「あいつはお金儲け目的だから」という詭弁が多用されすぎ

クリティカルシンキング

世の中どうも「あいつはお金儲け目的だから」という批判のロジックが多用されすぎに感じます。

お金儲け目的だったとしても、やってることや言ってることが妥当なのであれば問題ないはずです。

批判したいのであれば、「お金儲け目的かどうか」という論点ずらしではなく、もっと本質的な、やってることや言ってることそのものの正当性を問うべきだと思うのです。

 

もちろん、その個別の事例の問題ではなく、「その行為でお金儲けをすることは妥当なのか」という全体のシステム視点から議論を開始することはできます。

しかし、その場合も、まずは「その行為でお金儲けをすることが妥当ではないこと」を示してからでないと、問題の個人を批判する段階には到達できません。

 

で、往々にして「その行為でお金を儲けることは妥当ではない」と示すのは案外難しいことが多いです。
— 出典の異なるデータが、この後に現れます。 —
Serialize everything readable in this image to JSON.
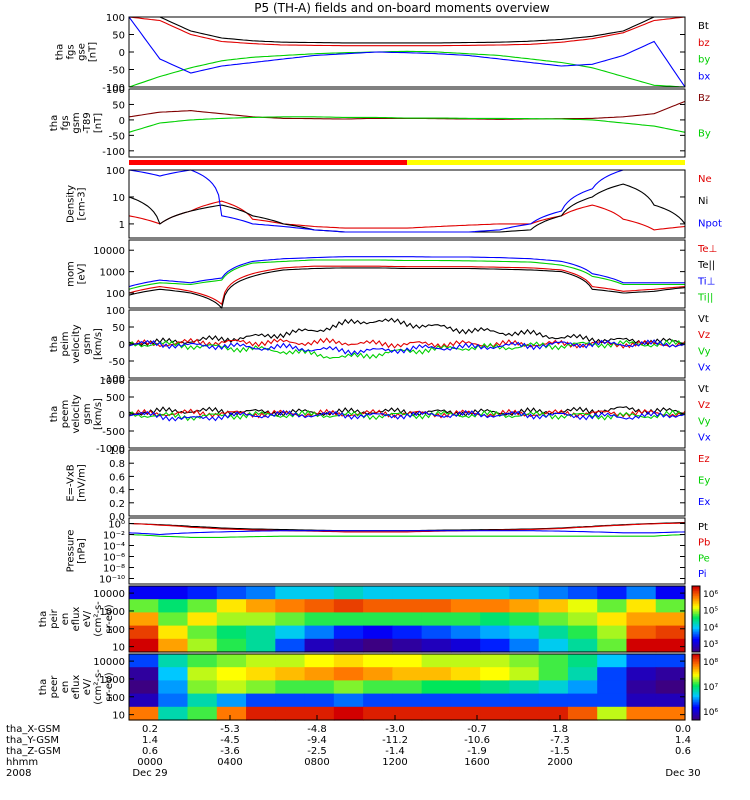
{
  "title": "P5 (TH-A) fields and on-board moments overview",
  "chart_data": [
    {
      "type": "line",
      "panel": "fgs_gse",
      "ylabel": [
        "tha",
        "fgs",
        "gse",
        "[nT]"
      ],
      "yticks": [
        "100",
        "50",
        "0",
        "-50",
        "-100"
      ],
      "ylim": [
        -100,
        100
      ],
      "scale": "linear",
      "series": [
        {
          "name": "Bt",
          "color": "#000000",
          "values": [
            100,
            100,
            60,
            40,
            32,
            28,
            27,
            26,
            26,
            26,
            26,
            27,
            28,
            31,
            36,
            45,
            60,
            100,
            100
          ]
        },
        {
          "name": "bz",
          "color": "#e00000",
          "values": [
            100,
            90,
            50,
            30,
            24,
            20,
            19,
            18,
            18,
            18,
            18,
            19,
            20,
            22,
            28,
            38,
            55,
            90,
            100
          ]
        },
        {
          "name": "by",
          "color": "#00d000",
          "values": [
            -100,
            -70,
            -45,
            -25,
            -15,
            -10,
            -5,
            -2,
            0,
            2,
            0,
            -5,
            -10,
            -20,
            -30,
            -45,
            -70,
            -95,
            -100
          ]
        },
        {
          "name": "bx",
          "color": "#0000ff",
          "values": [
            100,
            -20,
            -60,
            -40,
            -30,
            -20,
            -10,
            -5,
            0,
            -2,
            -5,
            -10,
            -20,
            -30,
            -40,
            -35,
            -10,
            30,
            -100
          ]
        }
      ]
    },
    {
      "type": "line",
      "panel": "fgs_gsm_t89",
      "ylabel": [
        "tha",
        "fgs",
        "gsm",
        "-T89",
        "[nT]"
      ],
      "yticks": [
        "100",
        "50",
        "0",
        "-50",
        "-100"
      ],
      "ylim": [
        -120,
        100
      ],
      "scale": "linear",
      "series": [
        {
          "name": "Bz",
          "color": "#800000",
          "values": [
            10,
            25,
            30,
            20,
            10,
            5,
            4,
            3,
            5,
            5,
            4,
            3,
            2,
            3,
            4,
            5,
            10,
            20,
            60
          ]
        },
        {
          "name": "By",
          "color": "#00d000",
          "values": [
            -40,
            -10,
            0,
            5,
            8,
            10,
            10,
            8,
            8,
            6,
            6,
            5,
            5,
            4,
            3,
            0,
            -10,
            -20,
            -40
          ]
        }
      ]
    },
    {
      "type": "line",
      "panel": "density",
      "ylabel": [
        "Density",
        "[cm-3]"
      ],
      "yticks": [
        "100",
        "10",
        "1"
      ],
      "ylim": [
        0.3,
        100
      ],
      "scale": "log",
      "series": [
        {
          "name": "Ne",
          "color": "#e00000",
          "values": [
            2,
            1,
            3,
            7,
            1.5,
            1,
            0.8,
            0.7,
            0.7,
            0.7,
            0.8,
            0.9,
            1,
            1,
            2,
            5,
            1.5,
            0.6,
            0.8
          ]
        },
        {
          "name": "Ni",
          "color": "#000000",
          "values": [
            10,
            1,
            3,
            5,
            2,
            1,
            0.6,
            0.5,
            0.5,
            0.5,
            0.5,
            0.5,
            0.5,
            0.6,
            2,
            10,
            30,
            5,
            1
          ]
        },
        {
          "name": "Npot",
          "color": "#0000ff",
          "values": [
            100,
            60,
            100,
            2,
            1,
            0.8,
            0.6,
            0.5,
            0.5,
            0.5,
            0.5,
            0.5,
            0.6,
            1,
            3,
            20,
            100,
            100,
            100
          ]
        }
      ]
    },
    {
      "type": "line",
      "panel": "mom",
      "ylabel": [
        "mom",
        "[eV]"
      ],
      "yticks": [
        "10000",
        "1000",
        "100"
      ],
      "ylim": [
        20,
        30000
      ],
      "scale": "log",
      "series": [
        {
          "name": "Te⊥",
          "color": "#e00000",
          "values": [
            100,
            200,
            120,
            30,
            800,
            1500,
            1800,
            1800,
            1800,
            1700,
            1700,
            1700,
            1600,
            1500,
            1200,
            200,
            120,
            150,
            200
          ]
        },
        {
          "name": "Te||",
          "color": "#000000",
          "values": [
            80,
            150,
            100,
            20,
            600,
            1200,
            1400,
            1500,
            1500,
            1400,
            1400,
            1400,
            1300,
            1200,
            1000,
            150,
            100,
            120,
            180
          ]
        },
        {
          "name": "Ti⊥",
          "color": "#0000ff",
          "values": [
            200,
            400,
            300,
            500,
            3000,
            4000,
            4500,
            5000,
            5000,
            5000,
            4800,
            4800,
            4500,
            4000,
            3000,
            800,
            300,
            300,
            300
          ]
        },
        {
          "name": "Ti||",
          "color": "#00d000",
          "values": [
            150,
            300,
            250,
            400,
            2500,
            3000,
            3500,
            3500,
            3500,
            3300,
            3300,
            3200,
            3000,
            2800,
            2000,
            600,
            250,
            250,
            250
          ]
        }
      ]
    },
    {
      "type": "line",
      "panel": "peim_velocity",
      "ylabel": [
        "tha",
        "peim",
        "velocity",
        "gsm",
        "[km/s]"
      ],
      "yticks": [
        "100",
        "50",
        "0",
        "-50",
        "-100"
      ],
      "ylim": [
        -100,
        100
      ],
      "scale": "linear",
      "series": [
        {
          "name": "Vt",
          "color": "#000000",
          "values": [
            5,
            5,
            10,
            15,
            20,
            30,
            40,
            60,
            70,
            60,
            50,
            40,
            35,
            30,
            20,
            15,
            10,
            8,
            5
          ]
        },
        {
          "name": "Vz",
          "color": "#e00000",
          "values": [
            0,
            0,
            5,
            5,
            5,
            5,
            5,
            5,
            0,
            0,
            0,
            0,
            0,
            0,
            0,
            0,
            0,
            0,
            0
          ]
        },
        {
          "name": "Vy",
          "color": "#00d000",
          "values": [
            0,
            0,
            -5,
            -10,
            -15,
            -20,
            -30,
            -40,
            -30,
            -20,
            -15,
            -10,
            -10,
            -5,
            -5,
            0,
            0,
            0,
            0
          ]
        },
        {
          "name": "Vx",
          "color": "#0000ff",
          "values": [
            0,
            0,
            -5,
            -5,
            -10,
            -10,
            -15,
            -20,
            -20,
            -15,
            -10,
            -10,
            -5,
            -5,
            0,
            0,
            0,
            0,
            0
          ]
        }
      ]
    },
    {
      "type": "line",
      "panel": "peem_velocity",
      "ylabel": [
        "tha",
        "peem",
        "velocity",
        "gsm",
        "[km/s]"
      ],
      "yticks": [
        "1000",
        "500",
        "0",
        "-500",
        "-1000"
      ],
      "ylim": [
        -1000,
        1000
      ],
      "scale": "linear",
      "series": [
        {
          "name": "Vt",
          "color": "#000000",
          "values": [
            50,
            80,
            100,
            80,
            60,
            50,
            50,
            60,
            80,
            60,
            50,
            50,
            50,
            60,
            80,
            100,
            150,
            100,
            50
          ]
        },
        {
          "name": "Vz",
          "color": "#e00000",
          "values": [
            0,
            20,
            30,
            20,
            10,
            10,
            10,
            10,
            20,
            10,
            10,
            10,
            10,
            10,
            20,
            20,
            30,
            20,
            0
          ]
        },
        {
          "name": "Vy",
          "color": "#00d000",
          "values": [
            0,
            -50,
            -80,
            -50,
            -30,
            -20,
            -20,
            -30,
            -50,
            -30,
            -20,
            -20,
            -20,
            -30,
            -40,
            -50,
            -60,
            -40,
            0
          ]
        },
        {
          "name": "Vx",
          "color": "#0000ff",
          "values": [
            0,
            -60,
            -150,
            -60,
            -30,
            -20,
            -20,
            -30,
            -50,
            -30,
            -20,
            -20,
            -20,
            -30,
            -40,
            -60,
            -80,
            -50,
            0
          ]
        }
      ]
    },
    {
      "type": "line",
      "panel": "e_field",
      "ylabel": [
        "E=-VxB",
        "[mV/m]"
      ],
      "yticks": [
        "1.0",
        "0.8",
        "0.6",
        "0.4",
        "0.2",
        "0.0"
      ],
      "ylim": [
        0,
        1
      ],
      "scale": "linear",
      "series": [
        {
          "name": "Ez",
          "color": "#e00000",
          "values": []
        },
        {
          "name": "Ey",
          "color": "#00d000",
          "values": []
        },
        {
          "name": "Ex",
          "color": "#0000ff",
          "values": []
        }
      ]
    },
    {
      "type": "line",
      "panel": "pressure",
      "ylabel": [
        "Pressure",
        "[nPa]"
      ],
      "yticks": [
        "10⁰",
        "10⁻²",
        "10⁻⁴",
        "10⁻⁶",
        "10⁻⁸",
        "10⁻¹⁰"
      ],
      "ylim": [
        1e-11,
        10
      ],
      "scale": "log",
      "series": [
        {
          "name": "Pt",
          "color": "#000000",
          "values": [
            1,
            0.6,
            0.3,
            0.15,
            0.1,
            0.08,
            0.06,
            0.05,
            0.05,
            0.05,
            0.06,
            0.07,
            0.08,
            0.1,
            0.15,
            0.3,
            0.6,
            1,
            1.5
          ]
        },
        {
          "name": "Pb",
          "color": "#e00000",
          "values": [
            1,
            0.5,
            0.2,
            0.1,
            0.07,
            0.05,
            0.04,
            0.03,
            0.03,
            0.03,
            0.04,
            0.05,
            0.06,
            0.08,
            0.12,
            0.25,
            0.5,
            0.9,
            1.2
          ]
        },
        {
          "name": "Pe",
          "color": "#00d000",
          "values": [
            0.01,
            0.005,
            0.003,
            0.003,
            0.004,
            0.005,
            0.005,
            0.005,
            0.005,
            0.005,
            0.005,
            0.005,
            0.005,
            0.005,
            0.005,
            0.005,
            0.005,
            0.005,
            0.01
          ]
        },
        {
          "name": "Pi",
          "color": "#0000ff",
          "values": [
            0.02,
            0.01,
            0.02,
            0.03,
            0.04,
            0.05,
            0.05,
            0.05,
            0.05,
            0.05,
            0.05,
            0.05,
            0.05,
            0.05,
            0.04,
            0.03,
            0.02,
            0.02,
            0.03
          ]
        }
      ]
    },
    {
      "type": "heatmap",
      "panel": "peir_en_eflux",
      "ylabel": [
        "tha",
        "peir",
        "en",
        "eflux",
        "eV/",
        "(cm²-s-",
        "sr-eV)"
      ],
      "yticks": [
        "10000",
        "1000",
        "100",
        "10"
      ],
      "ylim": [
        5,
        25000
      ],
      "scale": "log",
      "colorbar_ticks": [
        "10⁶",
        "10⁵",
        "10⁴",
        "10³"
      ],
      "z_log10": [
        [
          3.5,
          3.5,
          3.6,
          3.7,
          3.8,
          4.0,
          4.0,
          4.1,
          4.0,
          4.0,
          4.0,
          4.0,
          4.0,
          3.9,
          3.8,
          3.7,
          3.6,
          3.8,
          3.5
        ],
        [
          4.5,
          4.3,
          4.5,
          4.8,
          5.0,
          5.1,
          5.2,
          5.3,
          5.2,
          5.2,
          5.2,
          5.1,
          5.1,
          5.0,
          4.9,
          4.7,
          4.5,
          4.8,
          4.5
        ],
        [
          5.0,
          4.5,
          4.8,
          4.6,
          4.6,
          4.5,
          4.4,
          4.4,
          4.4,
          4.4,
          4.4,
          4.4,
          4.3,
          4.4,
          4.5,
          4.6,
          4.8,
          5.0,
          5.0
        ],
        [
          5.3,
          4.8,
          4.5,
          4.3,
          4.2,
          4.0,
          3.8,
          3.6,
          3.5,
          3.6,
          3.7,
          3.8,
          3.9,
          4.0,
          4.2,
          4.4,
          4.6,
          5.2,
          5.3
        ],
        [
          5.5,
          5.0,
          4.6,
          4.4,
          4.2,
          3.7,
          3.3,
          3.2,
          3.1,
          3.2,
          3.3,
          3.4,
          3.6,
          3.8,
          4.0,
          4.2,
          4.5,
          5.5,
          5.5
        ]
      ]
    },
    {
      "type": "heatmap",
      "panel": "peer_en_eflux",
      "ylabel": [
        "tha",
        "peer",
        "en",
        "eflux",
        "eV/",
        "(cm²-s-",
        "sr-eV)"
      ],
      "yticks": [
        "10000",
        "1000",
        "100",
        "10"
      ],
      "ylim": [
        5,
        25000
      ],
      "scale": "log",
      "colorbar_ticks": [
        "10⁸",
        "10⁷",
        "10⁶"
      ],
      "z_log10": [
        [
          6.0,
          6.5,
          6.8,
          6.9,
          7.0,
          7.0,
          7.1,
          7.2,
          7.1,
          7.1,
          7.0,
          7.0,
          7.0,
          6.9,
          6.8,
          6.6,
          6.3,
          6.0,
          6.0
        ],
        [
          5.5,
          6.3,
          7.0,
          7.1,
          7.2,
          7.3,
          7.4,
          7.5,
          7.4,
          7.3,
          7.3,
          7.2,
          7.1,
          7.0,
          6.8,
          6.5,
          6.0,
          5.6,
          5.5
        ],
        [
          5.4,
          6.2,
          6.9,
          7.0,
          6.9,
          6.8,
          6.8,
          6.9,
          6.8,
          6.8,
          6.7,
          6.7,
          6.6,
          6.5,
          6.4,
          6.2,
          6.0,
          5.5,
          5.4
        ],
        [
          5.6,
          6.1,
          6.5,
          6.2,
          6.0,
          6.0,
          6.0,
          6.1,
          6.0,
          6.0,
          6.0,
          6.0,
          6.0,
          6.0,
          6.0,
          6.0,
          6.0,
          5.6,
          5.6
        ],
        [
          7.5,
          6.5,
          6.8,
          7.5,
          7.8,
          7.8,
          7.8,
          7.9,
          7.8,
          7.8,
          7.8,
          7.8,
          7.8,
          7.8,
          7.8,
          7.6,
          7.0,
          7.5,
          7.5
        ]
      ]
    }
  ],
  "status_bar": {
    "red_until_fraction": 0.5,
    "red_color": "#ff0000",
    "yellow_color": "#ffff00"
  },
  "footer": {
    "rows": [
      {
        "label": "tha_X-GSM",
        "values": [
          "0.2",
          "-5.3",
          "-4.8",
          "-3.0",
          "-0.7",
          "1.8",
          "0.0"
        ]
      },
      {
        "label": "tha_Y-GSM",
        "values": [
          "1.4",
          "-4.5",
          "-9.4",
          "-11.2",
          "-10.6",
          "-7.3",
          "1.4"
        ]
      },
      {
        "label": "tha_Z-GSM",
        "values": [
          "0.6",
          "-3.6",
          "-2.5",
          "-1.4",
          "-1.9",
          "-1.5",
          "0.6"
        ]
      },
      {
        "label": "hhmm",
        "values": [
          "0000",
          "0400",
          "0800",
          "1200",
          "1600",
          "2000",
          ""
        ]
      },
      {
        "label": "2008",
        "values": [
          "Dec 29",
          "",
          "",
          "",
          "",
          "",
          "Dec 30"
        ]
      }
    ]
  }
}
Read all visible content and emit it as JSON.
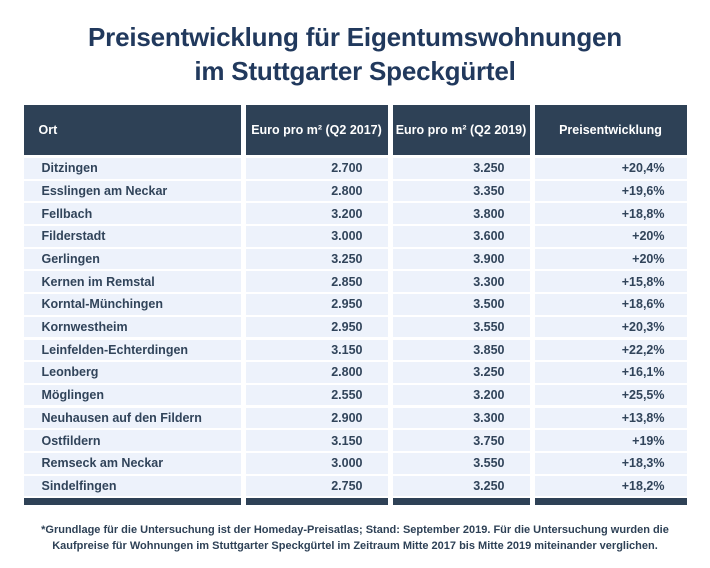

「お金儲け」というと最初からネガティブイメージが含意されてる言葉ですので、中立的に「十分な報酬を得ること」と言い換えてもよいでしょう。

つまり、「ある人がある行為から少なくない報酬をもらっていること」を見て、「あいつは少なくない報酬を得ているから(悪い)」と批判するには、先に「その行為から少なくない報酬をもらうこと」が妥当ではないことを示す必要があります。

 

たとえば、よくあるケースは政治家の報酬についてです。

政治家の報酬が高すぎると言って、批判する意見はしばしばあります。

しかし、選挙の供託金でもなんでもそうですが、政治家が何かとお金がかかるのは明らかです。

それなのに報酬を削減するとどうなるかと言えば、最初から何らかの理由でお金持ちでないと政治家になれないことになります。

つまり、富裕層ばかりが政治家になり、貧困層に近い層からは政治家が生まれにくい作用を生じさせます。

それで本当に公正な政治が行われるかは疑問が残るでしょう。

 

あるいは公務員でもそうです。

公務員の報酬が高すぎると言って、批判されます。

しかし、公務員の報酬が低すぎると、優秀な人材が入らなくなるかもしれませんし、不正や賄賂の誘惑に負けやすくなる可能性はありえるでしょう。

 

もちろん、ここで提示した反論は単純で一面的ではありますし、さらなる議論は必要なところです。

ただ、「報酬が高すぎる」と批判するのが案外難しいことがあるのはお分かりいただけるのではないでしょうか。

 

 

つまるところ、「あいつらはお金儲け目的だから」のロジックを多用するのは、「お金儲け=悪」という世のネガティブイメージにかこつけて、丁寧な議論をサボりたいだけではないでしょうか。

「とりあえず非難したいからそれっぽい理由をつけてるだけ」に感じます。

要は、手抜きで、詭弁です。

 

単純に誰かを非難したい時や、議論での反論に窮した時に、「あいつはヒトラーと同類だ」と言い始めるのも有名な詭弁で、「ナチスカード」や「ヒトラーカード」などと呼ばれます[1]wikipedia-ヒトラーに例える論証

それと同様に「あいつはお金儲け目的だ」と言って簡単に批判した気になってる「マネーカード」も、そろそろ詭弁として認知されるべきじゃないかなと思います。

 

以上です。ご清読ありがとうございました。